Na eleição de um hipotético pódio dos melhores bateristas da história do rock, a maioria dos fãs provavelmente escolheria John Bonham (Led Zeppelin), Keith Moon (The Who) e Neil Peart (Rush). Desde o último dia 7, há a triste constatação de que esses três mestres das baquetas estão mortos.

Baterista do Rush, Neil Peart, no Mandalay Bay Events Center em Las Vegas, Nevada, em maio de 2008
Baterista do Rush, Neil Peart, no Mandalay Bay Events Center em Las Vegas, Nevada, em maio de 2008 | Foto: Ethan Miller/AFP/Getty Images North America

O canadense Neil Ellwood Peart morreu aos 67 anos, depois de enfrentar desde 2016 um câncer no cérebro. Deixa uma obra mais extensa do que Bonham e Moon, que morreram devido a excessos químicos, ambos aos 32 anos, respectivamente em 1980 e 1978.

Em sua peregrinação por grupos obscuros antes de entrar no Rush em 1974, meses depois do grupo lançar seu primeiro álbum, Peart foi muito influenciado por Zeppelin e Who.

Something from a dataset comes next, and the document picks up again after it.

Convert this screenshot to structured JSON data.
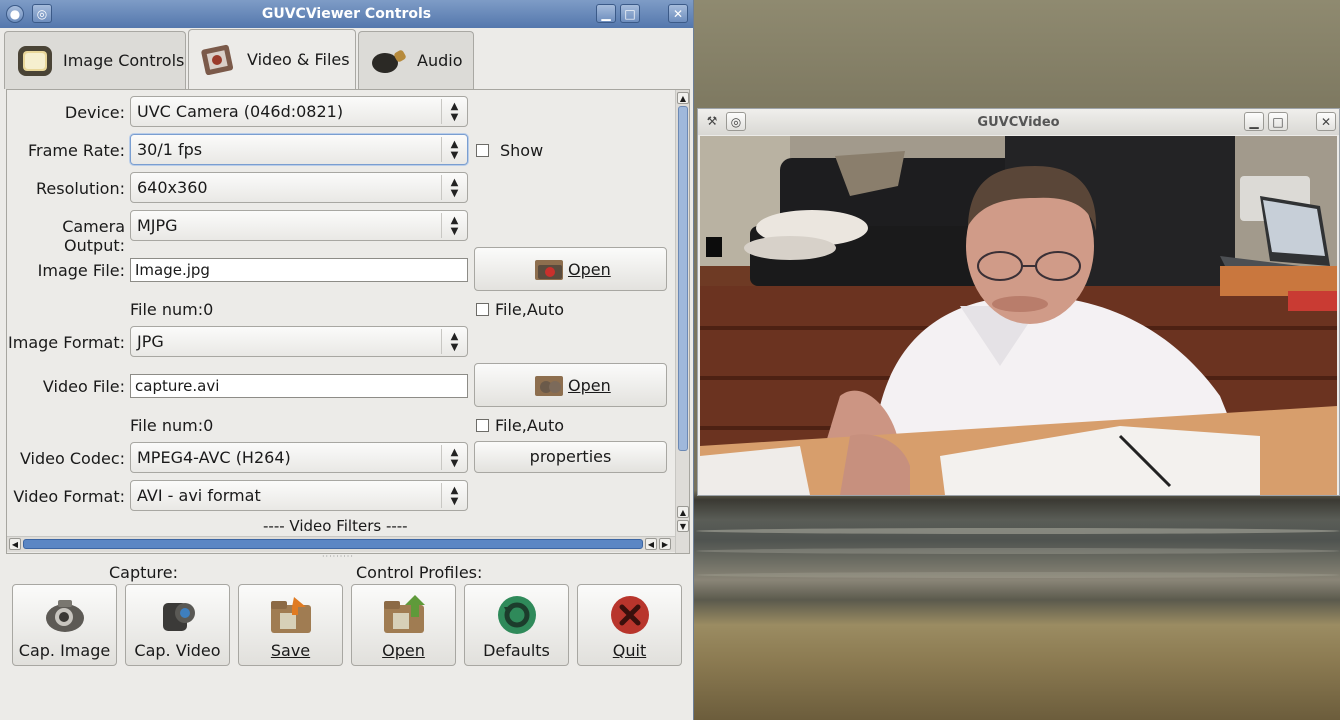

Os primeiros passos do Rush eram iniciativas em um hard rock convencional. Com a chegada do baterista e sua evidente química musical com o guitarrista Alex Lifeson e o baixista e vocalista Geddy Lee, o trio evoluiria rapidamente para um som próximo ao rock progressivo, mas com uma inegável personalidade única.

O Rush faz parte de um pequeno grupo de bandas de rock em que as letras das músicas não são de autoria do vocalista. Na verdade, é caso mais raro ainda de ter o baterista como criador dos versos das canções.

Peart nem tinha inicialmente a vocação para letrista. Disse várias vezes que assumiu a tarefa pela total falta de vontade que os colegas de banda demonstravam para tentar esboçar algumas rimas. Embora os temas abordados por Peart transitem por ficção científica, literatura, fantasia, história mundial e debates filosóficos, seu imenso talento nos pratos e tambores ofuscou as letras interessantes que escreveu.

O Rush foi, antes de tudo, uma banda de excelência técnica. É o grupo idolatrado por aqueles que se arriscam a tocar. Quem quiser encontrar pessoas tristes pela morte de Peart deve passar pela rua Teodoro Sampaio, em Pinheiros, que é o ponto paulistano que reúne lojas de instrumentos musicais.

Essa adoração pela técnica dos integrantes do Rush foi alimentada por ousados projetos do trio. Álbuns como "Fly by Night" (1975), "2112" (1976), "A Farewell to Kings" (1977), "Moving Pictures" (1981) ou "Roll the Bones" (1991), como outros tantos, mostraram um grupo sempre insatisfeito com o tinha feito anteriormente. Mesmo em movimentos para tornar mais pop seu rock um tanto cerebral, como tentaram nos anos 1990, eles sempre mantiveram uma necessidade urgente de correr riscos.

Hoje classificado com esse rótulo inócuo de "classic rock", o Rush não se acomodou como outras bandas que, como o trio canadense, lotavam estádios em turnês de âmbito mundial. Os shows sempre surpreendiam, com versões bem diferentes das registradas em estúdio. Por isso, o grupo lançou quase uma dezena de álbuns ao vivo. Um deles é "Rush in Rio", gravação de show diante de 40 mil pessoas no Maracanã, no dia 23 de novembro de 2002.

A carreira poderosa do Rush teve um hiato de cinco anos por causa de tragédias pessoais de Peart. Em 1997, sua filha Selena, de 19 anos, morreu num acidente de carro. No ano seguinte, sua mulher, Jacqueline Taylor, sucumbiu ao câncer. Peart chegou a comunicar a Lee e Lifeson que gostaria de se aposentar, deixando os colegas livres para decidirem seu futuro.

No entanto, depois de longas viagens de moto pela América, que ele contaria no livro "Ghost Rider: A Estrada da Cura", Peart voltou à música. Ele se casou com a fotógrafa Carrie Nuttall e, em 2001, estava nos estúdios com o Rush para a gravação do álbum "Vapor Trails", lançado no ano seguinte. Em 2009, sua segunda filha nasceu, Olivia Louise.

"Clockwork Angels", de 2012, vigésimo álbum de estúdio do Rush, é o último material gravado pela banda. Deixa claro que o trio, e notadamente Peart, não poderia ser considerado decadente. Os músicos favoritos dos outros músicos continuavam fantásticos.